Freitas denuncia também que “as empresas que conseguiram o Selo Combustível Social não têm cumprido, em sua maioria, as condições de aprimoramento técnico” do pequeno produtor: “O BNDES oferece ajuda para empresas produtoras de biodiesel, mas esqueceu do básico, que é investir no agricultor. Outro problema é a ausência de crédito, que ainda não chegou para apoiar a produção de oleaginosas. O Pronaf não está ajustado para as necessidades do agricultor familiar. Hoje, existe nos movimentos sociais diálogo com governos e empresas para avançar nessas medidas, mas o governo precisa criar um fundo de apoio a agricultura familiar como estratégia do PNPB. Um centavo por litro, por exemplo, pode apoiar modelos sustentáveis de produção”.
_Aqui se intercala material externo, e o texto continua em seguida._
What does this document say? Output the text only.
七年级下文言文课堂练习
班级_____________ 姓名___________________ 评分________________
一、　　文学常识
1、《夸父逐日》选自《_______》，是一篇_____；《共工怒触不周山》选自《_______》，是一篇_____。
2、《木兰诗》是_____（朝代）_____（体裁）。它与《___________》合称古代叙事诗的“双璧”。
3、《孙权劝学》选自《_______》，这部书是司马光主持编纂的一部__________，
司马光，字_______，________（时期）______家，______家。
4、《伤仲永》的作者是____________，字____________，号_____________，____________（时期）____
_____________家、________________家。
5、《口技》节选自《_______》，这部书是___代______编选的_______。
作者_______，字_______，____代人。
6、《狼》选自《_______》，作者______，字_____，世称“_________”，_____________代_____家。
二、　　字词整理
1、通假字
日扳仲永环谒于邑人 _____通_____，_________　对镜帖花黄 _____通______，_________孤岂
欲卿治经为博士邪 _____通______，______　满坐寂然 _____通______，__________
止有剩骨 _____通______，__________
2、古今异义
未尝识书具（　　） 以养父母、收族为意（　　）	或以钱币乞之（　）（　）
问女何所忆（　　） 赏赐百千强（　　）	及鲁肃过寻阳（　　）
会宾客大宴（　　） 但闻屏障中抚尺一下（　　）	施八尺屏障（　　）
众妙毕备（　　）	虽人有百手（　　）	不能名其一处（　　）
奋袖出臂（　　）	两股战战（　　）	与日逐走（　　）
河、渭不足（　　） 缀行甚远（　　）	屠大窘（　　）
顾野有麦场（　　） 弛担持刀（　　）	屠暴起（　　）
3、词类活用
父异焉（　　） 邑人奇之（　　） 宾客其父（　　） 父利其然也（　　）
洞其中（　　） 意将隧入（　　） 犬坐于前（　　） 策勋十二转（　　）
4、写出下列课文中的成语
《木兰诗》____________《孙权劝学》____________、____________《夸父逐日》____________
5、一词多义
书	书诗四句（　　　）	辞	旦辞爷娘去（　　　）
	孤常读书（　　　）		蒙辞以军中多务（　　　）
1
Reginaldo Alves defendeu um novo modelo de relação entre os agricultores familiares e os produtores de biocombustíveis: “Acredito na perspectiva de um programa com base agroecológica, com produtividade, que seja introduzido na agricultura familiar, mas sem esse elemento do monocultivo. Sem o viés da alta produtividade e outros vieses que existem estabelecidos pela visão de mercado”, disse.

O dirigente da Articulação do Semi-Árido também teceu suas críticas ao PNPB: “Acreditamos que algo precisa ser melhorado no programa, porque ele não tem sido assimilado pelos agricultores como perspectiva de aumento de renda. O cultivo da mamona, associado a outras formas de produção da agricultura familiar, talvez possa se constituir em um elemento de perspectiva de aumento de renda”.

Em nome do governo de Pernambuco, Gutemberg Granjeiro afirmou a aposta no sucesso do programa de produção de biodiesel no estado: “Temos muitas empresas aliadas e o Ministério do Desenvolvimento Agrário (MDA) para promover a assistência técnica aos agricultores familiares. Pretendemos atender em Pernambuco mais de 300 mil famílias. O governo espera que daqui a cinco meses tudo esteja pronto para atender ao agricultor familiar”.